Taken on Dec 5, 2010
Location: Jökulsarlon Ice beach.
This was on the West side of the lagoon mouth. The beach consists of black sand and black pebbles. Both of these give a dark canvas for the glacier ice. The different textures behave different in the morning light and the behaviour of the receding waves is different.
Early December sunrises last a long time. The colours here were good for around an hour of shooting.
This is early December on a day tour to Jökulsarlon Glacier Lagoon. We had driven from Reykjavik to Jökulsarlon very early. We parked the car and could see that a good sunrise was developing, but there was very little ice on the beach. I spotted this larger chunk, maybe half a mile up the beach and just started running towards it. My customers started running also.
As there was only one piece of ice, we all got similar shots. One of my customers got on the front page of Bing and also sold a few as framed prints.
This was really a simple case of balancing the elements. The version you see here has been cropped to 16:9 aspect ratio. I cut out a part of the black/grey sand to allow the colour elements to fill the frame. But when I was composing, I didn’t know how the waves would behave, so I covered that area in my frame anyway.
In a basic sense, I am just as close to the ice chunk as I feel comfortable. There aren’t many elements in the scene. I simply placed the Ice on the far right with enough space at the edges. Then balanced the ice with the sun. They are fairly close to the third intersections following the rule of thirds.
Magic Cloth It!!
Under normal conditions, the top section of a coastal scene is much brighter than the lower half. To be able to get the very best exposure of both the skies and the land, filters that are darker at the top & clear at the bottom have been traditionally employed by photographers. These are called Graduated Filters. They are available in different colours, but the most well-known are Neutral-Density.
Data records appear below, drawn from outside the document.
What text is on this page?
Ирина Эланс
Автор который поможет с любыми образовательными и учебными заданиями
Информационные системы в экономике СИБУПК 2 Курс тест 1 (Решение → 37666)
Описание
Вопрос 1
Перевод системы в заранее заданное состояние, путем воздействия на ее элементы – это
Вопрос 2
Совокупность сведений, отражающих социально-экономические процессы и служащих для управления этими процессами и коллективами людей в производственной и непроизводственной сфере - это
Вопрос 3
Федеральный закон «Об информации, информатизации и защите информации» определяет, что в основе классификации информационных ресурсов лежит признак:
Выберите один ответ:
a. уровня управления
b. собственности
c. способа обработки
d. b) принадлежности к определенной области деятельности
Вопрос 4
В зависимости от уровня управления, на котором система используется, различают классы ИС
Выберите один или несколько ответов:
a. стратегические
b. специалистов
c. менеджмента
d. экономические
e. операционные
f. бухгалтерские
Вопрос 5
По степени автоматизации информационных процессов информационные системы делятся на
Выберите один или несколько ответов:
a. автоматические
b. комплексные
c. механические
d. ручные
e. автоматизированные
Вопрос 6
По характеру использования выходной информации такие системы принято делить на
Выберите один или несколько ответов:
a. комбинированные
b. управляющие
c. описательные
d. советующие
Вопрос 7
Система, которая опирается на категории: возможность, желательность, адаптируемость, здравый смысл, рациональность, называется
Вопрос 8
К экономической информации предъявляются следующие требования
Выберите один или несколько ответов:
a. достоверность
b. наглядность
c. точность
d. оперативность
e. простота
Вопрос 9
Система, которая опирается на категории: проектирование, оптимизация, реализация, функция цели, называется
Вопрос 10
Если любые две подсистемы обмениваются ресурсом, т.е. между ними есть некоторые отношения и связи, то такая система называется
Neutral density adds no colour to the scene. Graduate filters come in different strengths quantified in stops. They are also available soft or hard gradients.
The Magic Cloth Technique achieves similar results by using a cloth to cover parts of the scene during a long exposure. During a long exposure of around 10 seconds or more, the sky is covered quickly allowing extra exposure on the lower half of the image.
It is preferable to work with a long Exposure time. Start with a dark filter or low light for a to achieve a long exposure, then over expose the photo by 2 – 3 stops. 2-5 seconds requires a quick, but controlled action to cover the sky within a reflex time. 5-10 seconds allows for a controlled exposure of the foreground.
ND (Neutral-Density) Filters
An N D filter is dark all over it affects the whole scene unlike a Graduated filter. The N D filter is only to lengthen the exposure. Without needing to wait for it to get dark. You can get nice wave activity or milky waterfalls. My advice will be to purchase a filter for your biggest lens so you can utilize the same filter on all of your lenses by simply using a step up ring.
Divide absolute exposure by 10 for the sky exposure. For example, a-10 second exposure would be a sky that is 1 second. Let 1 sec for the sky when the shutter opens. Immediately lower the cloth to cover the entire lens, then carefully lift the cloth to the level of the horizon. Don’t let the cloth become still during the exposure. This should give you a truly nice exposure on the immediate foreground without burning out the sky.
Be sure to choose the right equipment for Magic Cloth photography. A lens with a large= element is essential, I get poor results with lenses lower than 62mm filter thread. The larger the lens element, the truer the cloth shadow. Lenses can be so wide, such as the Nikkor 14-24mm. The lens is fantastic for long exposures at night, but dark filters for day time Long Exposure photography becomes complicated.